The early development of the brain involves a complex extensive neuronal connection programme. A useful analogy is to imagine the brain of a newborn baby as a brand new personal computer. S/he comes equipped to run certain programs in certain ways, but the programs that are present in the brain at this early stage do not contain anything beyond the beyond the manufacturer ‘freebies’; for example the instinct to suck, which disappears later in development.

Of course human brains have far more potential than a PC, and develop in a fashion that does not only allow potentially infinite storage capacity, but also the ability to link concepts together in infinite neural networks. At the beginning of life, links between neurons (synapses) are formed at a faster rate than at any other life stage. As the early neuronal connection program unfolds, children’s ability to organize thought exponentially increases. This organisation is aided not only by the continued connection of neurons, but also through the elimination of pathways that are seldom used; so called ‘blooming and pruning’. A child at five is only at the beginning of this process, and as such, can become easily confused when questioned by an unfamiliar adult in a formal setting.

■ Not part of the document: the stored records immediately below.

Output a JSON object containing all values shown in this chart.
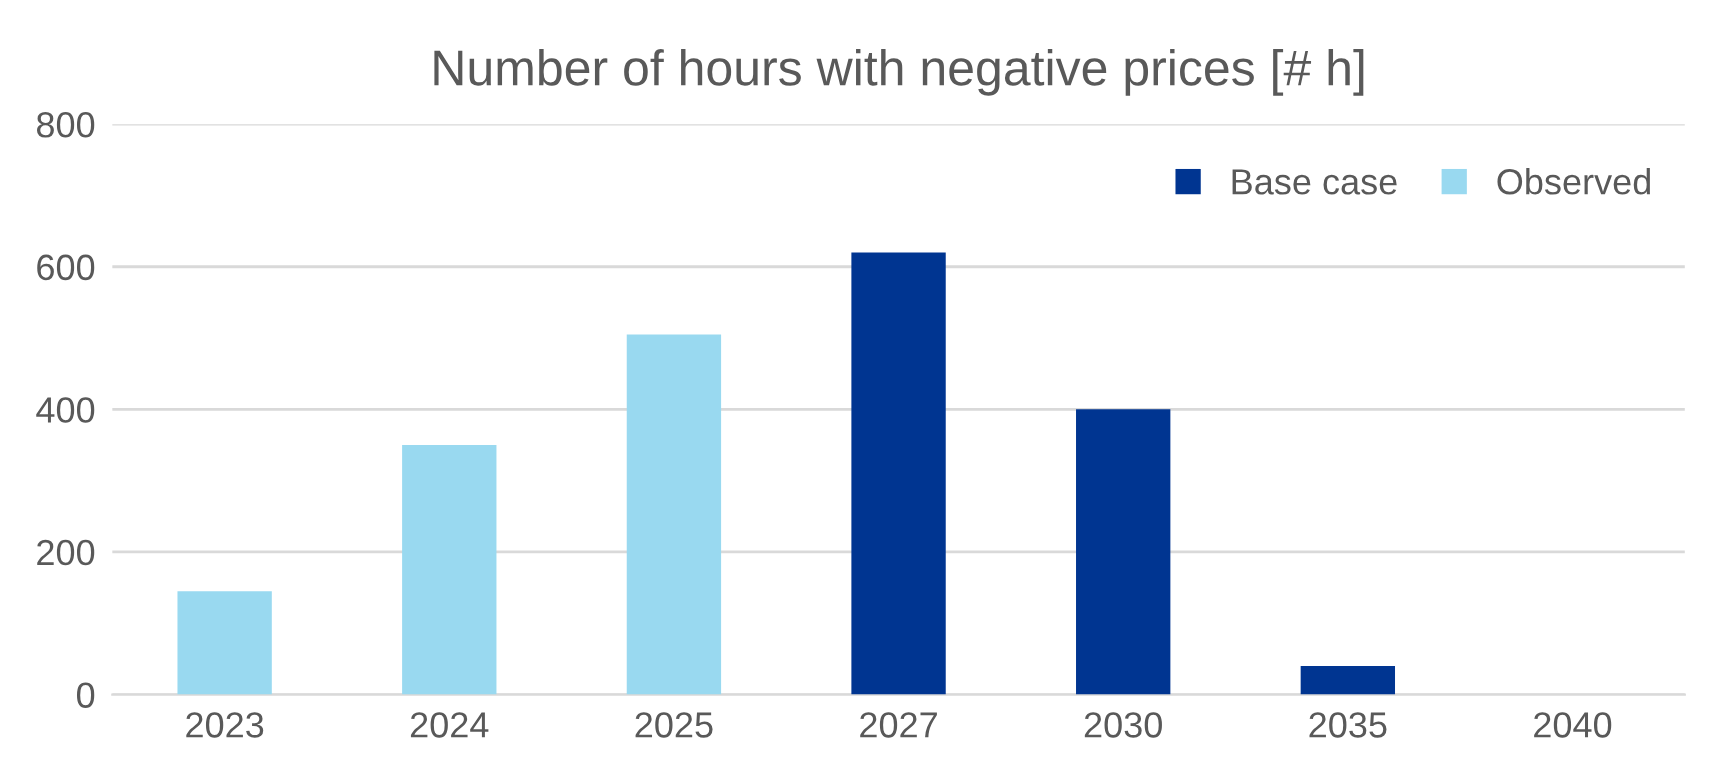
{
  "chart_data": {
    "type": "bar",
    "title": "Number of hours with negative prices [# h]",
    "categories": [
      "2023",
      "2024",
      "2025",
      "2027",
      "2030",
      "2035",
      "2040"
    ],
    "series": [
      {
        "name": "Base case",
        "color": "#003591",
        "values": [
          null,
          null,
          null,
          620,
          400,
          40,
          0
        ]
      },
      {
        "name": "Observed",
        "color": "#99d9f0",
        "values": [
          145,
          350,
          505,
          null,
          null,
          null,
          null
        ]
      }
    ],
    "stacked": true,
    "ylim": [
      0,
      800
    ],
    "yticks": [
      0,
      200,
      400,
      600,
      800
    ],
    "grid": "y",
    "legend": "top right"
  }
}
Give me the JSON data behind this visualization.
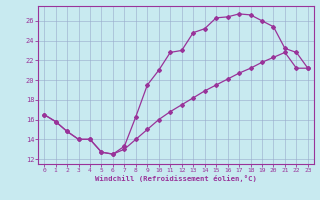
{
  "xlabel": "Windchill (Refroidissement éolien,°C)",
  "bg_color": "#c8eaf0",
  "line_color": "#993399",
  "grid_color": "#99aacc",
  "curve1_x": [
    0,
    1,
    2,
    3,
    4,
    5,
    6,
    7,
    8,
    9,
    10,
    11,
    12,
    13,
    14,
    15,
    16,
    17,
    18,
    19,
    20,
    21,
    22,
    23
  ],
  "curve1_y": [
    16.5,
    15.8,
    14.8,
    14.0,
    14.0,
    12.7,
    12.5,
    13.3,
    16.3,
    19.5,
    21.0,
    22.8,
    23.0,
    24.8,
    25.2,
    26.3,
    26.4,
    26.7,
    26.6,
    26.0,
    25.4,
    23.2,
    22.8,
    21.2
  ],
  "curve2_x": [
    0,
    1,
    2,
    3,
    4,
    5,
    6,
    7,
    8,
    9,
    10,
    11,
    12,
    13,
    14,
    15,
    16,
    17,
    18,
    19,
    20,
    21,
    22,
    23
  ],
  "curve2_y": [
    16.5,
    15.8,
    14.8,
    14.0,
    14.0,
    12.7,
    12.5,
    13.0,
    14.0,
    15.0,
    16.0,
    16.8,
    17.5,
    18.2,
    18.9,
    19.5,
    20.1,
    20.7,
    21.2,
    21.8,
    22.3,
    22.8,
    21.2,
    21.2
  ],
  "xlim": [
    -0.5,
    23.5
  ],
  "ylim": [
    11.5,
    27.5
  ],
  "yticks": [
    12,
    14,
    16,
    18,
    20,
    22,
    24,
    26
  ],
  "xticks": [
    0,
    1,
    2,
    3,
    4,
    5,
    6,
    7,
    8,
    9,
    10,
    11,
    12,
    13,
    14,
    15,
    16,
    17,
    18,
    19,
    20,
    21,
    22,
    23
  ]
}
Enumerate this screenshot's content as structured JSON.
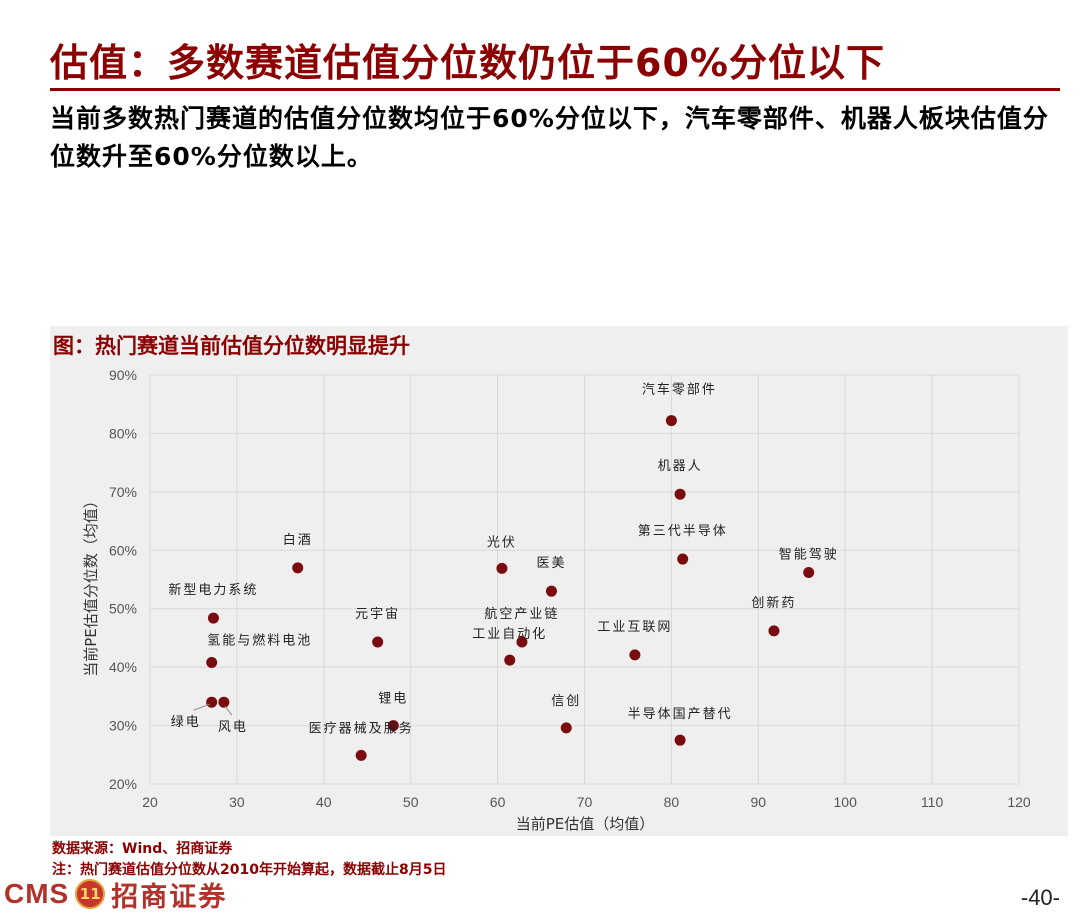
{
  "slide": {
    "title": "估值：多数赛道估值分位数仍位于60%分位以下",
    "subtitle": "当前多数热门赛道的估值分位数均位于60%分位以下，汽车零部件、机器人板块估值分位数升至60%分位数以上。",
    "figure_title": "图：热门赛道当前估值分位数明显提升",
    "source": "数据来源：Wind、招商证券",
    "note": "注：热门赛道估值分位数从2010年开始算起，数据截止8月5日",
    "brand_cms": "CMS",
    "brand_badge": "11",
    "brand_name": "招商证券",
    "page_number": "-40-"
  },
  "colors": {
    "accent": "#8b0000",
    "marker": "#7a0b0f",
    "grid": "#d9d9d9",
    "panel": "#efefef"
  },
  "chart_data": {
    "type": "scatter",
    "xlabel": "当前PE估值（均值）",
    "ylabel": "当前PE估值分位数（均值）",
    "xlim": [
      20,
      120
    ],
    "ylim": [
      20,
      90
    ],
    "xticks": [
      "20",
      "30",
      "40",
      "50",
      "60",
      "70",
      "80",
      "90",
      "100",
      "110",
      "120"
    ],
    "yticks": [
      "20%",
      "30%",
      "40%",
      "50%",
      "60%",
      "70%",
      "80%",
      "90%"
    ],
    "grid": true,
    "points": [
      {
        "label": "汽车零部件",
        "x": 80.0,
        "y": 82.2
      },
      {
        "label": "机器人",
        "x": 81.0,
        "y": 69.6
      },
      {
        "label": "第三代半导体",
        "x": 81.3,
        "y": 58.5
      },
      {
        "label": "智能驾驶",
        "x": 95.8,
        "y": 56.2
      },
      {
        "label": "白酒",
        "x": 37.0,
        "y": 57.0
      },
      {
        "label": "光伏",
        "x": 60.5,
        "y": 56.9
      },
      {
        "label": "医美",
        "x": 66.2,
        "y": 53.0
      },
      {
        "label": "新型电力系统",
        "x": 27.3,
        "y": 48.4
      },
      {
        "label": "创新药",
        "x": 91.8,
        "y": 46.2
      },
      {
        "label": "元宇宙",
        "x": 46.2,
        "y": 44.3
      },
      {
        "label": "航空产业链",
        "x": 62.8,
        "y": 44.3
      },
      {
        "label": "工业互联网",
        "x": 75.8,
        "y": 42.1
      },
      {
        "label": "工业自动化",
        "x": 61.4,
        "y": 41.2
      },
      {
        "label": "氢能与燃料电池",
        "x": 27.1,
        "y": 40.8
      },
      {
        "label": "绿电",
        "x": 27.1,
        "y": 34.0
      },
      {
        "label": "风电",
        "x": 28.5,
        "y": 34.0
      },
      {
        "label": "锂电",
        "x": 48.0,
        "y": 30.0
      },
      {
        "label": "信创",
        "x": 67.9,
        "y": 29.6
      },
      {
        "label": "半导体国产替代",
        "x": 81.0,
        "y": 27.5
      },
      {
        "label": "医疗器械及服务",
        "x": 44.3,
        "y": 24.9
      }
    ]
  }
}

This became clear long before the advent of MRI scanning, when world famous psychologist Jean Piaget engaged children under six in formal conversation about unfamiliar situations and concluded that their understanding was poor, while later researchers who framed their questions more informally, within situations with which children were more familiar (for example having a ‘naughty’ glove puppet knock counters out of line rather than an adult moving them deliberately whilst questioning and re-questioning the child) found that young children had far more understanding than Piaget had proposed, if asked questions in a ‘frame’ that is familiar to them.

Why then has the DFE made it clear that they intend the proposed Baseline test to be carried out in the first half term of Reception when the age difference between the oldest and youngest children in the cohort is proportionally at its greatest (20%) and via a discrete assessment exercise, carried out in an unfamiliar classroom by a teacher to whom they have only just been introduced? The intention is to use the score generated to create a statistical program to measure the school’s ‘accountability’. Not only are there many practical issues that will make this untenable- for example a significant number of children move from one primary school to another between Reception and Year 6- the concept that 4 and 5 year olds can be reliably assessed in this way is counter to overwhelming psychological and biological evidence.

The fact of the matter however is that it is up to parents whether they will permit their children to take this test. The law in England states that a child must attend school from the term following the fifth birthday, so technically all Reception children attending during the first term (in which the DFE intend to locate the tests) attend on the basis of parental consent. Parents therefore have the most powerful voices in this debate, and in the final analysis, it is entirely up to them to consider how they will respond to the prospect of their child’s entry to primary school coinciding with the disruption and stress associated with a high stakes testing process.